Malcolm Gladwell and others make the case that expert failure is what we should really fear, when important things rely on experts not making mistakes doing things that most people do not understand. The inability to challenge expert opinion has cost us all a lot of money in the last few years. We should stay clear of P2C2Es whenever we can in my view. Professionals should present evidence and the intuitions gained from their experience, but leave the decisions to people with skin in the game.
Other professionals disagree with this. There is, from time to time, a push to get rid of juries in cases where the evidence is thought too complicated (eg fraud) or too dangerous to make public in even a limited way (eg terrorism). Some of these succeed, others don’t. There are also frequent political arguments about what we should have a referendum on, from Scottish independence (got one if you’re Scottish) to membership of the EU (one is promised) to recalling your MP mid-term (so far no luck on this one).
There is a similar divergence of opinion amongst actuaries. Since the Pensions Regulator’s first code of practice for funding was launched, in 2006, the scheme actuary’s role has been clearly set out as one of adviser to the scheme trustees and not, other than in the rare cases it was cemented in the scheme rules, a decision maker. However there are actuaries who look back wistfully to the days when they effectively set the funding target for pension schemes and all parties deferred to their expertise. I am not one of them.
Because this was really no good at all if you were a trustee expected to take responsibility for a process you were never really let in on. The arrival at a contribution rate or a funding deficit for a scheme funding on a basis presented to them as a fait accompli was to many trustees a P2C2E. We risk returning to those days with the new code of funding.

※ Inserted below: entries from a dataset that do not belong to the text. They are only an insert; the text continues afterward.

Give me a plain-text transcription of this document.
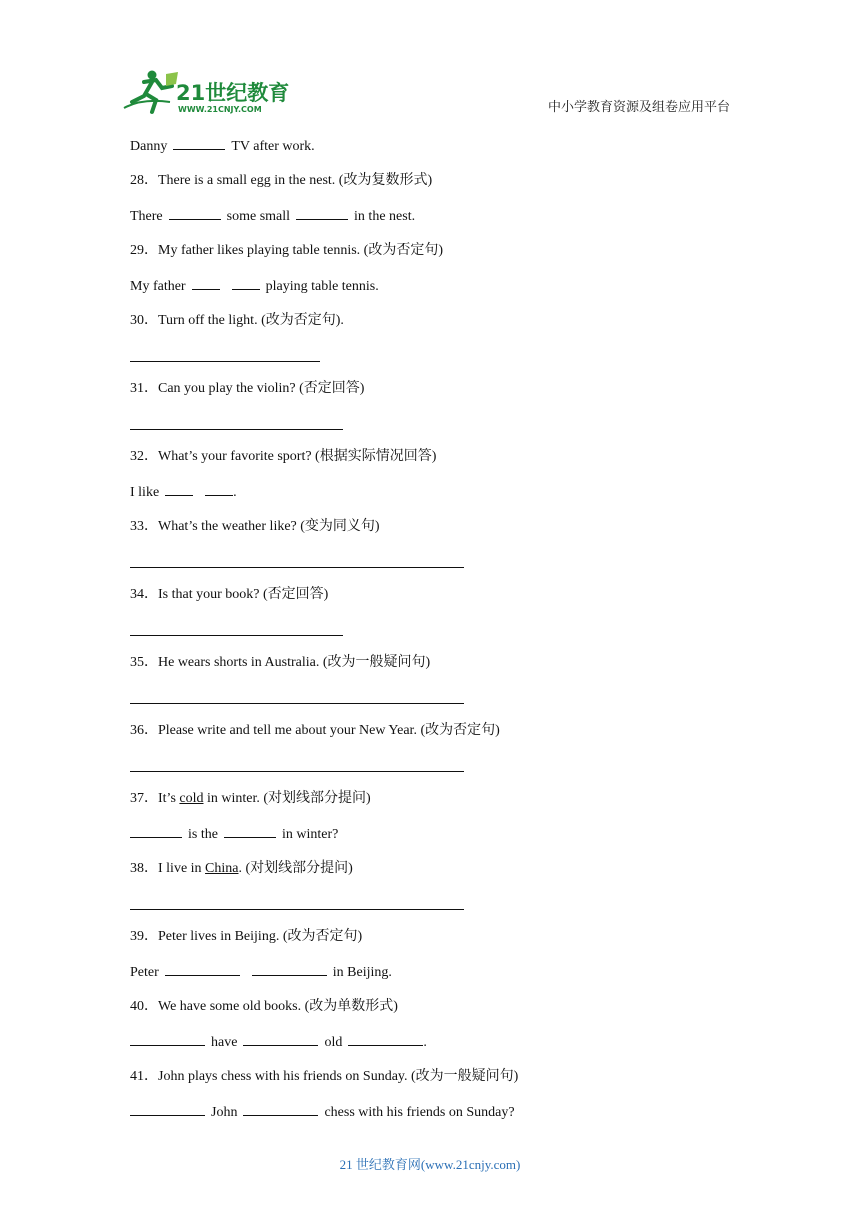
21世纪教育
WWW.21CNJY.COM	中小学教育资源及组卷应用平台
Danny	TV after work.
28．There is a small egg in the nest. (改为复数形式)
There	some small	in the nest.
29．My father likes playing table tennis. (改为否定句)
My father	playing table tennis.
30．Turn off the light. (改为否定句).
31．Can you play the violin? (否定回答)
32．What’s your favorite sport? (根据实际情况回答)
I like	.
33．What’s the weather like? (变为同义句)
34．Is that your book? (否定回答)
35．He wears shorts in Australia. (改为一般疑问句)
36．Please write and tell me about your New Year. (改为否定句)
37．It’s cold in winter. (对划线部分提问)
is the	in winter?
38．I live in China. (对划线部分提问)
39．Peter lives in Beijing. (改为否定句)
Peter	in Beijing.
40．We have some old books. (改为单数形式)
have	old	.
41．John plays chess with his friends on Sunday. (改为一般疑问句)
John	chess with his friends on Sunday?
21 世纪教育网(www.21cnjy.com)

What this has to do with pensions
Compare the wording of the new Code of Practice for pension scheme funding with the previous one:
The actuary is not passing an opinion on the trustees’ choice of method and assumptions.
Trustees should have good reasons if they decide not to follow the actuary’s advice. They should recognise that if they instruct their actuary to certify the technical provisions and/or schedule of contributions using an approach which the actuary considers would be a failure to comply with Part 3, the actuary would have to report that certification to the regulator as the regulator considers such certification to be materially significant.
Where Part 3 refers to the funding regulations for actuarial valuations. Previously actuaries who were unable to provide the required certification of the calculation of the technical provisions or of the adequacy of the schedule of contributions had to report the matter to the regulator only if a proper process had not been followed or the recovery plan didn’t add up to the deficit. It was thought that going any further would involve passing an opinion on the trustees’ choice of method and assumptions.
Will the new code make schemes better funded? In some cases perhaps, but at the cost of moving scheme trustees into a more passive role where they do not feel the same level of responsibility for the final outcome. It is the difference between roads where cars are driven by people concerned with road safety and the ones we have where drivers are primarily concerned with not setting off speed cameras. The general level of safety is reduced in both cases, with the further danger that this passivity will trickle into other areas of trustee responsibility. And the risk to the schemes of the group think of scheme actuaries (a relatively small group of professionals who tend to all cluster around the same schedule of continuing professional development (CPD) events) is massively increased.
Ha-Joon Chang famously said never trust an economist. Is it any less dangerous to trust an actuary under these circumstances?